Department of Computer Science, Johns Hopkins Bloomberg School of Public Health, Baltimore, Maryland.
Curr Protoc Bioinformatics. 2012 Sep;Chapter 15:15.3.1-15.3.15. doi: 10.1002/0471250953.bi1503s39.
Crossbow is a scalable, portable, and automatic cloud computing tool for identifying SNPs from high-coverage, short-read resequencing data. It is built on Apache Hadoop, an implementation of the MapReduce software framework. Hadoop allows Crossbow to distribute read alignment and SNP calling subtasks over a cluster of commodity computers. Two robust tools, Bowtie and SOAPsnp, implement the fundamental alignment and variant calling operations respectively, and have demonstrated capabilities within Crossbow of analyzing approximately one billion short reads per hour on a commodity Hadoop cluster with 320 cores. Through protocol examples, this unit will demonstrate the use of Crossbow for identifying variations in three different operating modes: on a Hadoop cluster, on a single computer, and on the Amazon Elastic MapReduce cloud computing service.

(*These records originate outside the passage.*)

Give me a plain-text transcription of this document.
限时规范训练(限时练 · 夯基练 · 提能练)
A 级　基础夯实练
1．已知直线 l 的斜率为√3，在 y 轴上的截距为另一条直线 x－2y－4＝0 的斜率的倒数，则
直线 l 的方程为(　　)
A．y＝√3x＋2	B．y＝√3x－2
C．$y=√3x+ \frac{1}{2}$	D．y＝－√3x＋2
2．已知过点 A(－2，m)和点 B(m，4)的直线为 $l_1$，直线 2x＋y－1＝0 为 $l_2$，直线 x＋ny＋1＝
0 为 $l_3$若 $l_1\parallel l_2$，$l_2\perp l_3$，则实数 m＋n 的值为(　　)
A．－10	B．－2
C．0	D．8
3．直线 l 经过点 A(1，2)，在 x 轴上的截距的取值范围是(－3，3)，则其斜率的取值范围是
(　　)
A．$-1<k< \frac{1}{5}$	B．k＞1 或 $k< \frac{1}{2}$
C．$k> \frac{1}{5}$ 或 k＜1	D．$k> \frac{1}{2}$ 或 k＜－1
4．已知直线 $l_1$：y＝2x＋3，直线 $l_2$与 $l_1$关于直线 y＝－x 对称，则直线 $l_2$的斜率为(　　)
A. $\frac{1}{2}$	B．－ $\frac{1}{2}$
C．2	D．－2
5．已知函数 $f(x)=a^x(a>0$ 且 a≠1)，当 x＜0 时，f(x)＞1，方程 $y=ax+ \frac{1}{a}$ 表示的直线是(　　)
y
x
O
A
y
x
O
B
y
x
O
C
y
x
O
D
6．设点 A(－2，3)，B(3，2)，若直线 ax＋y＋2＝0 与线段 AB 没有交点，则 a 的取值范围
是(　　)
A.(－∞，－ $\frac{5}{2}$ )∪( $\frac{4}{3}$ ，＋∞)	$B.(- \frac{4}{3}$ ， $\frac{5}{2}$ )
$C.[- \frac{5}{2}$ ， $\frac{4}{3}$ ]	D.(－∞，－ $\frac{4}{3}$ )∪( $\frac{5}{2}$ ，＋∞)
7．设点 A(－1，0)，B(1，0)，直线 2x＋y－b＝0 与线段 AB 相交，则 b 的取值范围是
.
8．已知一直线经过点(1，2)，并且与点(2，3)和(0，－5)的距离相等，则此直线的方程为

Crossbow是一款可扩展、便携且自动化的云计算工具,用于从高覆盖度、短读长重测序数据中识别单核苷酸多态性(SNP)。它基于Apache Hadoop构建,后者是MapReduce软件框架的一种实现。Hadoop使Crossbow能够在一组商用计算机上分布式执行读段比对和SNP检测子任务。两个强大的工具Bowtie和SOAPsnp分别实现基本的比对和变异检测操作,并且在一个拥有320个核心的商用Hadoop集群上,已证明它们在Crossbow中具备每小时分析约10亿条短读段的能力。通过协议示例,本单元将演示如何在三种不同操作模式下使用Crossbow识别变异:在Hadoop集群上、在单台计算机上以及在亚马逊弹性MapReduce云计算服务上。